Cuellar said former president Donald Trump was “a force of nature,” but he didn’t see hoards of Hisp anic Texans defecting from the Democratic party as Republicans had portrayed.
But unlike other Texas Democrats, Cuellar said he focused his campaign on two issues that aligned with Republicans: protecting the oil and gas industry and boosting law enforcement and border security.
Cuellar faced a contentious primary before advancing to the general election. He narrowly defeated progressive candidate Jessica Cisneros by less than 300 votes. Cisneros blasted Cuellar in the primary for voting with Republicans on key issues.
In July, Cuellar voted against the Women’s Health Protection Act of 2022, which aimed to preserve abortion access that the federal level. It never received a vote in the Senate.
Cuellar was also hammered by Republicans this year who sought to cast him as corrupt over the FBI raid.
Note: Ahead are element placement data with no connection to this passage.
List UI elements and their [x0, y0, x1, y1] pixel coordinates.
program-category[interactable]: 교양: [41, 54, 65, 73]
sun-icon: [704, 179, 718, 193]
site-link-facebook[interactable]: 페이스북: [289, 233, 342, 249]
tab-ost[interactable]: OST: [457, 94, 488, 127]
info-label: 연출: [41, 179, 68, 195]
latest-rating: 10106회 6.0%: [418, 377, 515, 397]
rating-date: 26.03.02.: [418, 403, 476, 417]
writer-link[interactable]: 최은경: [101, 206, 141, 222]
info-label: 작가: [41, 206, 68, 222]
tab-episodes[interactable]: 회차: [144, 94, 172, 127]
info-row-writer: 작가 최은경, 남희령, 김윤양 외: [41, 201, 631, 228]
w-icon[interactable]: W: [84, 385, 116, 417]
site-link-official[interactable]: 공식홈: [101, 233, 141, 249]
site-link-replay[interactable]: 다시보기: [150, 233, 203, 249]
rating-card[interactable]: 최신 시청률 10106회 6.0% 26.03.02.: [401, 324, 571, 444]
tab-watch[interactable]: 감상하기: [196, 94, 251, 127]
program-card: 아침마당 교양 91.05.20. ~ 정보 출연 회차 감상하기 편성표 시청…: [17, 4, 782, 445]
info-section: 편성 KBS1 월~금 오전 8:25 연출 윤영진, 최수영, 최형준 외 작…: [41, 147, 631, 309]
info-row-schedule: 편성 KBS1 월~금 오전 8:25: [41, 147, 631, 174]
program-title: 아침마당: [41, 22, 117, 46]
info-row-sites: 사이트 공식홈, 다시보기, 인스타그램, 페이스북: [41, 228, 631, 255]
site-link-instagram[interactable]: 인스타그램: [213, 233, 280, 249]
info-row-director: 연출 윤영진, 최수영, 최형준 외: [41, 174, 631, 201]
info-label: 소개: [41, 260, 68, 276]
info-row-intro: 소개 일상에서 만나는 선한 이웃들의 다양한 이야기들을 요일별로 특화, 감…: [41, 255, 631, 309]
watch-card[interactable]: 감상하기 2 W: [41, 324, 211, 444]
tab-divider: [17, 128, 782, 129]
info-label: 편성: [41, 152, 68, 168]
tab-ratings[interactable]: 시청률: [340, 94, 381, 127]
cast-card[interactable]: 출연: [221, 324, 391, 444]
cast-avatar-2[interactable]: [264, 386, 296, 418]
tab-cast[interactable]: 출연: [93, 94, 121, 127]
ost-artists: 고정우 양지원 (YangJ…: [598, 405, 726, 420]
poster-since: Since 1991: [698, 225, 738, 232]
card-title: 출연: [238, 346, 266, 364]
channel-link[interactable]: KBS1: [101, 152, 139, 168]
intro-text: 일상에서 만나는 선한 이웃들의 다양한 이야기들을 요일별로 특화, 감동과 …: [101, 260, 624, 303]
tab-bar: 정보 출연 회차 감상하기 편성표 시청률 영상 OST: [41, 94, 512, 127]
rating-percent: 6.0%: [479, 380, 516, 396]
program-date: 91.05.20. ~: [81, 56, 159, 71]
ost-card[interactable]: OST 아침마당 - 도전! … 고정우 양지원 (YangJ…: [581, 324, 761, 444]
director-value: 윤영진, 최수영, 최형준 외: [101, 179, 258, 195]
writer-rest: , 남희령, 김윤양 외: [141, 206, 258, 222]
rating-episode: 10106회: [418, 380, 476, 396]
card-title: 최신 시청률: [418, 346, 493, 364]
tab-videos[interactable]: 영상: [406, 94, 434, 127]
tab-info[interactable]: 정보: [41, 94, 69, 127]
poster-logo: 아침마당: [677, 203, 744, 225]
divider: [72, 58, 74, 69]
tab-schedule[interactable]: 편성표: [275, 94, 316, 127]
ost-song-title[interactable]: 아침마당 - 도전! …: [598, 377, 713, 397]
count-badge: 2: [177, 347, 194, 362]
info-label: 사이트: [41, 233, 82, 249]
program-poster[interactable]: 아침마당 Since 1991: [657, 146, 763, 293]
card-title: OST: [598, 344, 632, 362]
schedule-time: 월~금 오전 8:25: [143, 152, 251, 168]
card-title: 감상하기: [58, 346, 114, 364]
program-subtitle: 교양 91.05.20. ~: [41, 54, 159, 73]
No charges have been filed and Cuellar’s attorney has said that the congressman is not the target of the investigation.
“The incumbent cannot pick up the phone and ask the DOJ [Department of Justice] to prosecute gangs and cartels when he’s afraid they’ll tell him, ‘Hey, Henry, now that we have you on the line, let’s talk about our ongoing criminal investigation against you,'” Garcia said in an interview with The Texas Tribune in September.
Toward the end of the race, Republicans released a TV ad attempting to link him more directly to Mexican drug cartels. The commercial from the National Republican Congressional Committee cites a 2006 campaign contribution that Cuellar got from the wife of a San Antonio man later accused of money laundering for the cartels. Cuellar’s campaign said they had donated the contribution to charity after learning the man’s brother had been killed in Mexico in a cartel-connected slaying.
Garcia also worked to tether Cuellar to President Joe Biden, frequently calling the Democrat’s platform the “Biden-Cuellar agenda.”
But Cuellar spent the lead-up to the election playing up his moderate bona fides, frequently distancing himself from the White House on issues like abortion. The congressman was a frequent guest on right-wing media outlets such as Fox News. In two Fox News interviews in June, he railed against the record number of border crossings in Texas — echoing many conservatives — and scorched the “far left” of his party that “doesn’t understand reality.”
Cuellar made another Fox News appearance in September in which he lambasted the Biden administration’s border policies, saying he wants more deportations.
“They’re making it very hard for Democrats, where the Republicans are pouncing on Democrats, saying they’re not for secure borders,” Cuellar said.
Leaning into his moderate persona paid dividends for Cuellar’s fundraising efforts, outpacing his previous efforts in all other elections and raking in money from political action committees that primarily contribute to Republican candidates and support conservative causes.